You had been retired for five years when the Archdiocese of Kansas City in Kansas asked you to take over running its cemeteries. What appealed to you about the job?

I might not have been one to retire. I’d go to meetings and people would say, “What do you do?” I would say, “I’m retired,” and I felt like an outcast.

How does this job compare with banking?

It’s great to be out of the rat race. I just want to do a good job.

A lot of people’s concept of cemeteries is that we dig holes, put caskets in, fill up the hole and that’s it. This is a multimillion dollar operation annually. There’s a lot going on. There’s mowing, fertilizing, trimming trees, building new memorials and monuments, opening new sections, dealing with the cities to construct new mausoleums, borrowing the money, overseeing the construction. There’s a lot going on all the time.

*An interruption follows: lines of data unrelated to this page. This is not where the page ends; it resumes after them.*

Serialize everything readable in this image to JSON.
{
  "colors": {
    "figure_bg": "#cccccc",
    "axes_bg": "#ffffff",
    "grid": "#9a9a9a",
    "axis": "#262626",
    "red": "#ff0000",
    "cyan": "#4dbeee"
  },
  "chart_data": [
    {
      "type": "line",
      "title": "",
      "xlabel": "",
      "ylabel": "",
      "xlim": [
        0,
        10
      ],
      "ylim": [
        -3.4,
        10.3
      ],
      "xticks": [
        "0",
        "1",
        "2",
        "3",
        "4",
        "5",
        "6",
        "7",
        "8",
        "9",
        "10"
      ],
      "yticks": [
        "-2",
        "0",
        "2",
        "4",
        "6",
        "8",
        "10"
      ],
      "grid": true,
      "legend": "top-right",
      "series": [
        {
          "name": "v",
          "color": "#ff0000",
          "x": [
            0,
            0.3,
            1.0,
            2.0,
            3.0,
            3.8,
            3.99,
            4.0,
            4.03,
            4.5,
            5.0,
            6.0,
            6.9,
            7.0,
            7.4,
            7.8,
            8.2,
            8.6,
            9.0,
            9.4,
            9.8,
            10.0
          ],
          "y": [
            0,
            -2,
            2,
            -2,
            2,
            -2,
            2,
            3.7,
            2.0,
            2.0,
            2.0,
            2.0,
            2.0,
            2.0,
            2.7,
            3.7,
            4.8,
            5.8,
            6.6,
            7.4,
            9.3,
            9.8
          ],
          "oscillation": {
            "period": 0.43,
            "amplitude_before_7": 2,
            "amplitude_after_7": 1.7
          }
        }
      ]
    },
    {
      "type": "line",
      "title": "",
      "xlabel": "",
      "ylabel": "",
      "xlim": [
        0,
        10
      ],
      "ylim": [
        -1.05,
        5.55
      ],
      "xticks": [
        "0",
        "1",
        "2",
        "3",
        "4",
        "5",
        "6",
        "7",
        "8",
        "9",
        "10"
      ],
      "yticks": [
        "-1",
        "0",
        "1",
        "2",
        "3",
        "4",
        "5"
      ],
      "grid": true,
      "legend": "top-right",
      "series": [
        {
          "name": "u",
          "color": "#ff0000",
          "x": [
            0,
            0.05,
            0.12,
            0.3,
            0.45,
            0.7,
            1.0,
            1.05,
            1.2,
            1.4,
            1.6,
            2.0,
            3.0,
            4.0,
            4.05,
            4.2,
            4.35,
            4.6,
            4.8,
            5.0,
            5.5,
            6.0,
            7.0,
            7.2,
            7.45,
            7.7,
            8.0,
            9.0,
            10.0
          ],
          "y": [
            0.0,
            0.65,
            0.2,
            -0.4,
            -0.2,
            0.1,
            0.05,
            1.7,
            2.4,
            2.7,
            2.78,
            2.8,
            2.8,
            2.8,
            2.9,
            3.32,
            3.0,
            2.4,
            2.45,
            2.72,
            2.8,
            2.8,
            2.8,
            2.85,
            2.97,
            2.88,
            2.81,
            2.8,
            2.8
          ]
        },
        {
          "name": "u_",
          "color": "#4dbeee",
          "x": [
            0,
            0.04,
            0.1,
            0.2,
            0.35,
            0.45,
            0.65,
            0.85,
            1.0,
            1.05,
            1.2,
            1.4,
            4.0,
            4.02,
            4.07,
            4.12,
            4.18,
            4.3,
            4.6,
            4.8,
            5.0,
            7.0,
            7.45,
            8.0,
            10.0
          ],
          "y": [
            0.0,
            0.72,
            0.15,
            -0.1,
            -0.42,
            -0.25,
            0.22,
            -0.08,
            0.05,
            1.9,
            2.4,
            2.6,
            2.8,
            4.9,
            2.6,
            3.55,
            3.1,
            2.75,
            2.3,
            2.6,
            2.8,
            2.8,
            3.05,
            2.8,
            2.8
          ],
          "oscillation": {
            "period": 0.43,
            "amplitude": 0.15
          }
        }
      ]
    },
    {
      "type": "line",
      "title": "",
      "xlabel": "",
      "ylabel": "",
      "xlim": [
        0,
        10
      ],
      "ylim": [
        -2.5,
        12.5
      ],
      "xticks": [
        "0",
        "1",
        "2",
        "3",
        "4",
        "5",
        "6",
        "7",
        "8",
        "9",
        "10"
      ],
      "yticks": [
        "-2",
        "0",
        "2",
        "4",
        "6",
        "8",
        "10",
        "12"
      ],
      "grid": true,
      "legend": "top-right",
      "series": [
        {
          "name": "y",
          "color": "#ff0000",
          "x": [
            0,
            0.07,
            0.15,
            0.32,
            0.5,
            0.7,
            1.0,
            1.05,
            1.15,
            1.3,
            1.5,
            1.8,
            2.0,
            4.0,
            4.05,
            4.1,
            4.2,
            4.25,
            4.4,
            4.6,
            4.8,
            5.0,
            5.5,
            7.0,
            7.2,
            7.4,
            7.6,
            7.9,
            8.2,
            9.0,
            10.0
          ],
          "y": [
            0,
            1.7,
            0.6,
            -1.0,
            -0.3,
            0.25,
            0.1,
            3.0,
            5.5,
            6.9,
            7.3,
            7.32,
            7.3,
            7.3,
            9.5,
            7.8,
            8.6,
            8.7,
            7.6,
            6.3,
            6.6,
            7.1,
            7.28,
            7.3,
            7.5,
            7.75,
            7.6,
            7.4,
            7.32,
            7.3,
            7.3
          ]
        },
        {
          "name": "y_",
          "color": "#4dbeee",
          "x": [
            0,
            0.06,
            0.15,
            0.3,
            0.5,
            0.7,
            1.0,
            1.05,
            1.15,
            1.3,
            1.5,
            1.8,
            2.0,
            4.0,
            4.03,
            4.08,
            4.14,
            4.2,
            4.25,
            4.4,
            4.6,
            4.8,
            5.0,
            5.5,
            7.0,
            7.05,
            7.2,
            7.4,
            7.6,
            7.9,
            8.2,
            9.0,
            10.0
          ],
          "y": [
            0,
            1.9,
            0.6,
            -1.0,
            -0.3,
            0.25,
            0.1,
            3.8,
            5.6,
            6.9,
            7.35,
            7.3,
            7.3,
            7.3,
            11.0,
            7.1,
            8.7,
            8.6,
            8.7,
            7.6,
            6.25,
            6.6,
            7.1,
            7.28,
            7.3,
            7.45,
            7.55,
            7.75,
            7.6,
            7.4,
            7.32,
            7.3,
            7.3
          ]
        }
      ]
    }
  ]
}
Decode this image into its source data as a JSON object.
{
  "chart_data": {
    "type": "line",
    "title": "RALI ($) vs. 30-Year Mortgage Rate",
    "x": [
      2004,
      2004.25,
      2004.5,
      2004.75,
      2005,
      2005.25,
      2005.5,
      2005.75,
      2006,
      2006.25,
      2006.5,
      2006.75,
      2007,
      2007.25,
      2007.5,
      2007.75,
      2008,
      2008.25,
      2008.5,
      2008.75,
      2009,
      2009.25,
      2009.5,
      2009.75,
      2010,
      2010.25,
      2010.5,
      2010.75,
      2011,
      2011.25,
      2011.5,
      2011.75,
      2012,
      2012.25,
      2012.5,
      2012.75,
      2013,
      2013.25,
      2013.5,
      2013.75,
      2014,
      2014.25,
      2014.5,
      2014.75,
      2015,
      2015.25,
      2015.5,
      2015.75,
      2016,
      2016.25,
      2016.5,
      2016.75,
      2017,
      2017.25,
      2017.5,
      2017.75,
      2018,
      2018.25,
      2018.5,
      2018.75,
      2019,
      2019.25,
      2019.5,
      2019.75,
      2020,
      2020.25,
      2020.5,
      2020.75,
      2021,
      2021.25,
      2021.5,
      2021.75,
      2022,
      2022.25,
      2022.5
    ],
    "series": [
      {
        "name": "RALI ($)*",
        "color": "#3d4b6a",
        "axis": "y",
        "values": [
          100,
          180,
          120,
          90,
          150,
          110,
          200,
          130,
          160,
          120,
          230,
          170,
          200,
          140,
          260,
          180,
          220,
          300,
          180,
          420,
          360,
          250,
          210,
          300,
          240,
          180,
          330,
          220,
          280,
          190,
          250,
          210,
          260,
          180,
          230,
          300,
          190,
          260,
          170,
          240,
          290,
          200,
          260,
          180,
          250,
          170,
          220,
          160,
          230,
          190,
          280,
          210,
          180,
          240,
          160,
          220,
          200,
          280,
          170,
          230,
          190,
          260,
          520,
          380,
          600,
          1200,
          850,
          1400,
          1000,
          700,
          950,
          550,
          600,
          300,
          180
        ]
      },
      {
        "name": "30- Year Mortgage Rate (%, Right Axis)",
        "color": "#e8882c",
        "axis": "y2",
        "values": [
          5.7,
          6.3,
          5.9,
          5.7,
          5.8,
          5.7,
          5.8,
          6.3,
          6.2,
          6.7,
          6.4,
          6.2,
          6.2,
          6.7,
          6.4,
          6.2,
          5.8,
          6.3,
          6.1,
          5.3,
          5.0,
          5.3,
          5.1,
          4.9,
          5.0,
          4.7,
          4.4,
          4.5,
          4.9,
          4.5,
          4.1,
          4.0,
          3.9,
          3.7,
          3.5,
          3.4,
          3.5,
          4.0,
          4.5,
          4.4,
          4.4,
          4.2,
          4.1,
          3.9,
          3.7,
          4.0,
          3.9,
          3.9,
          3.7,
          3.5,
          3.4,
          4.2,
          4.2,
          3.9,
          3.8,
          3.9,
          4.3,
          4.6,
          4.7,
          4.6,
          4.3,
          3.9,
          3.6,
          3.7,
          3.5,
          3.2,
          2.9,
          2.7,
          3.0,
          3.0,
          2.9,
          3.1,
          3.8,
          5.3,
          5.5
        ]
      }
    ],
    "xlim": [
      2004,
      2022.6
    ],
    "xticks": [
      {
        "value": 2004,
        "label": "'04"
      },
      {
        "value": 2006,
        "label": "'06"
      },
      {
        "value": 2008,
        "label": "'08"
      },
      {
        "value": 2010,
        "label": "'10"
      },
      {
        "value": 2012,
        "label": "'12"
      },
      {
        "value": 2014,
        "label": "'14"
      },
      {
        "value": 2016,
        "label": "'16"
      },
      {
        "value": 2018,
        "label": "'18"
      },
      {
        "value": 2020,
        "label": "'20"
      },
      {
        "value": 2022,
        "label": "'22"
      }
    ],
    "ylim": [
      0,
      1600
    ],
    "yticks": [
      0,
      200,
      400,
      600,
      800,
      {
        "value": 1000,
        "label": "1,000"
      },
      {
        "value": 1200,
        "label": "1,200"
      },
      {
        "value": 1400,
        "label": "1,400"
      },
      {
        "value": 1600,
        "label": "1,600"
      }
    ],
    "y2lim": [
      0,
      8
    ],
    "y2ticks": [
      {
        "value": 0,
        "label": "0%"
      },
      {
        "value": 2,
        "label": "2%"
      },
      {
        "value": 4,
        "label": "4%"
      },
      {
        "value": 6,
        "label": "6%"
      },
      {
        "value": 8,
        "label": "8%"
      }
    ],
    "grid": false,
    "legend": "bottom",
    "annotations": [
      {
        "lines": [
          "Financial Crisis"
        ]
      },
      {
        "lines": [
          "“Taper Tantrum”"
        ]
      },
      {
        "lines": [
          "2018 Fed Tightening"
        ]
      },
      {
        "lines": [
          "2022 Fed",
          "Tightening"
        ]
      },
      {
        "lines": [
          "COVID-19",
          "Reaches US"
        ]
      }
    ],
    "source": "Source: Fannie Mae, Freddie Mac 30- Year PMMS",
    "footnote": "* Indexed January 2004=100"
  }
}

I learn something new every single day.

Can you give an example of something you learned recently?

I’d prefer not to.


The things you learn about cemeteries are sometimes not really pretty (laughs).

How about one story with a useful lesson?

We had a service here where instead of a balloon release at the end, which is popular, the family released two white doves. Well, we have a hawk that lives in the cemetery, and he swooped down and nailed one of the doves. The other one got away, but the family was very upset.

If they had asked us, we could have told them balloons are a better idea. We have a lot of wild critters here. That is one thing that makes it beautiful — the flora and fauna.